While the card itself was standardized, we did not standardize how they should be used, i.e., how hospitalists should describe the cards and the role of the information contained on them. This has the advantage of making this intervention relatively simple, inexpensive, and easy to implement. However, it is conceivable to develop a script; i.e., standardizing how the card should be described to the patient could further improve their effectiveness or at least efficiency.

Our study had several strengths, including the quasi-experimental study design in a real-world setting, the relatively high number of surveys collected in a single-institution setting, and the combination of qualitative and quantitative methods. Adding to the existing body of literature,6,9,10,11,12,13,14,15 our study is the first to study both APPs and MD/DOs as well as the patient-hospitalist gender combinations. Only one prior study found different effects of information or face cards between resident physicians of a different gender.9 On a broader scope, there are trade-offs between the sometimes more selected and therefore possibly somewhat artificial composition of randomized controlled trials and real-world evidence. Nevertheless, real-world studies such as the present one should be conducted and evaluated as rigorously as possible.

This quality improvement study is subject to several limitations. First, there may be a chance for residual patient- or hospitalist-level confounders due to the quasi-experimental design, such as the frequency of phone calls to family members or the use of white boards. However, patient assignments to floors were arbitrarily chosen by the hospital’s non-clinical admitting department staff and were not influenced by this initiative, and we also controlled for some important covariates in our adjusted analyses. Second, we neither collected data on patients who declined to participate nor assessed the extent to which the intervention was implemented in the experimental and the control group, which might have led to potential contamination and, consequently, an underestimation of the true difference. However, the nature of the intervention is to only study SHICs as a suggested tool to improve communication. Third, the initiative was conducted in a single center with a limited sample size over a short period and no a priori sample size calculation, and thus, they are not generalizable. However, our findings can and should be attempted to be replicated in other institutions to test their generalizability, and our data can be used to calculate appropriate sample sizes. Fourth, a substantial part of our respondents was either not available during either the pre- or the post-intervention period or did not receive a standardized hospitalist information card, which might have led to selection bias. However, it may be helpful for future studies to anticipate the effect of this on the sample size. Fifth, important factors that contribute to unconscious bias and will affect perceptions of communication, such as patient and hospitalist race, ethnicity, primary language, perceived socioeconomic status, and perceived hospitalist age, were not collected. However, these factors might affect communication, so not adjusting for them leaves us with the overall effect. Finally, there was only one male APP in our sample. However, given this is a single-institution study, the generalizability needs to be confirmed regardless.

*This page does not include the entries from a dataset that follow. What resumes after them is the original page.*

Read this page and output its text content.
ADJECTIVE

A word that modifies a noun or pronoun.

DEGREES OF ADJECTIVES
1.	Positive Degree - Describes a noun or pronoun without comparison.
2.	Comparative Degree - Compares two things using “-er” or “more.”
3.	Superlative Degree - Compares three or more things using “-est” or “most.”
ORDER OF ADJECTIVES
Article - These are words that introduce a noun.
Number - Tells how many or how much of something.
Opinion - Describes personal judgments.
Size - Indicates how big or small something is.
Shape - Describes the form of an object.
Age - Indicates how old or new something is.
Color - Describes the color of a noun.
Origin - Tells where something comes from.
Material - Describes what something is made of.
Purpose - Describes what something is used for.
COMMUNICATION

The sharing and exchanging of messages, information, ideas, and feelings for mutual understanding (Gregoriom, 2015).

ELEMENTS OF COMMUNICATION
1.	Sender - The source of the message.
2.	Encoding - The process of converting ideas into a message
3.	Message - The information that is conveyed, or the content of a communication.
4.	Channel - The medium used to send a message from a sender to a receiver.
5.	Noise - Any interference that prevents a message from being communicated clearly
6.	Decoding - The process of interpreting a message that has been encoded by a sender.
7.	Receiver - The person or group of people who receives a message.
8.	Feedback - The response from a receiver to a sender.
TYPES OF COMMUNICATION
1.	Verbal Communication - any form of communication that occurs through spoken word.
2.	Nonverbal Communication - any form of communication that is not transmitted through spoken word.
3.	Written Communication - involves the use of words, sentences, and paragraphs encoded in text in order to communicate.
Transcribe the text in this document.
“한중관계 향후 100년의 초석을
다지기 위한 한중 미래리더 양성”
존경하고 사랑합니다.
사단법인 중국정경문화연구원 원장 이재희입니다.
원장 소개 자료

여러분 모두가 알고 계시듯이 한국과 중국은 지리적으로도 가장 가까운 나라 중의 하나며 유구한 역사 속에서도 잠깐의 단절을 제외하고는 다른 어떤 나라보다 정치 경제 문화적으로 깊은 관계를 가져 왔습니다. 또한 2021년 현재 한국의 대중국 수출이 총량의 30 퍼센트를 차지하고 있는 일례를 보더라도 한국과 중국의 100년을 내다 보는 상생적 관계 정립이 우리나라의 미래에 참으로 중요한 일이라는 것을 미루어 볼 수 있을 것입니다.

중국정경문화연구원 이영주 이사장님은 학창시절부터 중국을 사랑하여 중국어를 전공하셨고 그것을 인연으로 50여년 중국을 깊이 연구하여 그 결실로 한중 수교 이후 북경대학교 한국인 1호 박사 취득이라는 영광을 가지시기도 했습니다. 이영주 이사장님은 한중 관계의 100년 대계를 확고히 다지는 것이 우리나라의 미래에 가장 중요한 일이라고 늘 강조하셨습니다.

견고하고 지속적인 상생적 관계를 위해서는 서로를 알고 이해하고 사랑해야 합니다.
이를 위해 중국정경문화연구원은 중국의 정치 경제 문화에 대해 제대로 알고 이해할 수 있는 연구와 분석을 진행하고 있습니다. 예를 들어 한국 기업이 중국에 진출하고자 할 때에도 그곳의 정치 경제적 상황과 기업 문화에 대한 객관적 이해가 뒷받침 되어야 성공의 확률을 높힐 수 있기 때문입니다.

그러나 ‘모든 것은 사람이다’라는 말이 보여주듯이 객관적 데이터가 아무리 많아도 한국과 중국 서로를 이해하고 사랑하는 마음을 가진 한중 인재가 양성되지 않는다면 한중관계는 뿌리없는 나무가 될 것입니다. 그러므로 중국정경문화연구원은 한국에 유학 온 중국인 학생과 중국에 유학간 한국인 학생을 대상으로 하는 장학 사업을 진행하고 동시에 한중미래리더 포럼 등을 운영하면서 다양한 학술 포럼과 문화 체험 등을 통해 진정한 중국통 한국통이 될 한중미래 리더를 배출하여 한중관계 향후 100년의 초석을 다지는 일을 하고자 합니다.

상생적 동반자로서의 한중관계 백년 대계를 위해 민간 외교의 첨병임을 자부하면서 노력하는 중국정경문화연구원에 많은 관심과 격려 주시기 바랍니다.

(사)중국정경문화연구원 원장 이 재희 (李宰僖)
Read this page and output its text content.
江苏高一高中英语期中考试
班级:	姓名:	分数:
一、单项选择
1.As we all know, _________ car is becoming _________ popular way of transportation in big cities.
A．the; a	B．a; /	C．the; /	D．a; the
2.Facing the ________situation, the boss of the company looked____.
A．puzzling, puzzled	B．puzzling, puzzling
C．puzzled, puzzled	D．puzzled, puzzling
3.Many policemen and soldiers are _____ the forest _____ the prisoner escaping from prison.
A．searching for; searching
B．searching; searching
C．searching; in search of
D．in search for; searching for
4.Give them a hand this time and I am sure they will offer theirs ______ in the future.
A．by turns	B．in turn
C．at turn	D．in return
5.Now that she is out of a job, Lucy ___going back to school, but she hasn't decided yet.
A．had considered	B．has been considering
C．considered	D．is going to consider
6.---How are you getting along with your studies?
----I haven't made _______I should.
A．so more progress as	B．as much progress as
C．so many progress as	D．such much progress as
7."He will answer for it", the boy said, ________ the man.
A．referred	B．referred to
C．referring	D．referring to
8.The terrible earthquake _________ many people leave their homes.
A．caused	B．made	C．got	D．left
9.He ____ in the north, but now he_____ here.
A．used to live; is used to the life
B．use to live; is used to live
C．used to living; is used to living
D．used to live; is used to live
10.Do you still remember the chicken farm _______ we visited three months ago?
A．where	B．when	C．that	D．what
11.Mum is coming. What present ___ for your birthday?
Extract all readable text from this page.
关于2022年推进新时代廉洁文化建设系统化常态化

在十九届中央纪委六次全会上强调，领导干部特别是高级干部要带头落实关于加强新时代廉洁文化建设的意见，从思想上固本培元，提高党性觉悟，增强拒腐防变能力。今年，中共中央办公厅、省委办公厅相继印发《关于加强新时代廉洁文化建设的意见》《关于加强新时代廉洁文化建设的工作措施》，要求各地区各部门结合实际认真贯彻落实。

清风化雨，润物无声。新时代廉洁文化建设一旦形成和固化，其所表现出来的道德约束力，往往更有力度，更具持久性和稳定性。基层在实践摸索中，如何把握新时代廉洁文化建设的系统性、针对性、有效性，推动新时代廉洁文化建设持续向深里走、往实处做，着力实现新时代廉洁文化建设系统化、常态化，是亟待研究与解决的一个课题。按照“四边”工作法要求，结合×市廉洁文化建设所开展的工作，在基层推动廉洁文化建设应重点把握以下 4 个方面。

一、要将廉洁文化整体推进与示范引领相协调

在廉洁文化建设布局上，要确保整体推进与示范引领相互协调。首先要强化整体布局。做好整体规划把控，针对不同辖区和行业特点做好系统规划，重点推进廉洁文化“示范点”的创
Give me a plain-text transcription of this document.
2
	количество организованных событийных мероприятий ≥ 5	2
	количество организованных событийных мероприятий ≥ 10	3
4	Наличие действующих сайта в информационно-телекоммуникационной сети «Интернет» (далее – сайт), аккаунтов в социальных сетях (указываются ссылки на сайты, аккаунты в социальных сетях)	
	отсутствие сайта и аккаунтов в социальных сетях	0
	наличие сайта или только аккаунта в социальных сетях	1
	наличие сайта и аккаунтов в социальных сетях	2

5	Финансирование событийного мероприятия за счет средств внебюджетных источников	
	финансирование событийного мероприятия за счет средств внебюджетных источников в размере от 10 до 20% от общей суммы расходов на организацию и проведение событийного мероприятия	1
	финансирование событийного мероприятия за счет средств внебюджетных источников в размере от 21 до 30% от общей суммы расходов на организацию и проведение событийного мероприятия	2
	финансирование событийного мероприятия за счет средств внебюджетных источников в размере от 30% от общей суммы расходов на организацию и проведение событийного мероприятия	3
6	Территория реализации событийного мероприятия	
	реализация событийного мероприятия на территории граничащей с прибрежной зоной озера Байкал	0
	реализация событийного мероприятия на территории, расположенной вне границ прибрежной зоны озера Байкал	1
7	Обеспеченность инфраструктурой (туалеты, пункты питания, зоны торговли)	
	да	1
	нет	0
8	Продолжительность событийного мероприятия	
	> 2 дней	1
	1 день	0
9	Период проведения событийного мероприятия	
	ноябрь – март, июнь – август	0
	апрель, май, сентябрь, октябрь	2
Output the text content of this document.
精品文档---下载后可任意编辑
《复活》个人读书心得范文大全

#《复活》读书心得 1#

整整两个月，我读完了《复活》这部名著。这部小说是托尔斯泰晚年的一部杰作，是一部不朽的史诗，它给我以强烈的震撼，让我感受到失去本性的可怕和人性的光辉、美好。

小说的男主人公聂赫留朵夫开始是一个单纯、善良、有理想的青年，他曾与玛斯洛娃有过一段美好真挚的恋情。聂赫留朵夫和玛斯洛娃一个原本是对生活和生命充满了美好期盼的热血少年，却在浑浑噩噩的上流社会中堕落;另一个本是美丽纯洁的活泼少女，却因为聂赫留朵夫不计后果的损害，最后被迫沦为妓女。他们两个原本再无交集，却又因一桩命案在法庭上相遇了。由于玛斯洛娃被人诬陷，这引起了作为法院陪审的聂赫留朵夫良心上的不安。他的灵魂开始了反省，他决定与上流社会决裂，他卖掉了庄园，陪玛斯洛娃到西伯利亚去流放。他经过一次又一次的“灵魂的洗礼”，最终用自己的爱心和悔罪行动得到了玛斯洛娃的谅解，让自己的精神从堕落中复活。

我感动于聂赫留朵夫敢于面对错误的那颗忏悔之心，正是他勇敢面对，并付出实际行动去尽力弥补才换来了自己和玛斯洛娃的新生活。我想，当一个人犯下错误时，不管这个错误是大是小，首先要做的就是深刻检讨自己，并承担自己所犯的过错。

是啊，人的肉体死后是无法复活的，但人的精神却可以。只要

In summary, patient-hospitalist communication may be improved by using a simple and inexpensive intervention, providing the patient with a standardized hospitalist information card during the initial hospitalist-patient interaction. Team-based care with advance practice providers might also be associated with a higher satisfaction of patients with the overall communication. Female patients may have a preference for how they communicate with female hospitalists. However, further studies are required in other settings to assess for the implementation of the standardized hospitalist information card and improvement in the quality of hospitalist-patient communication.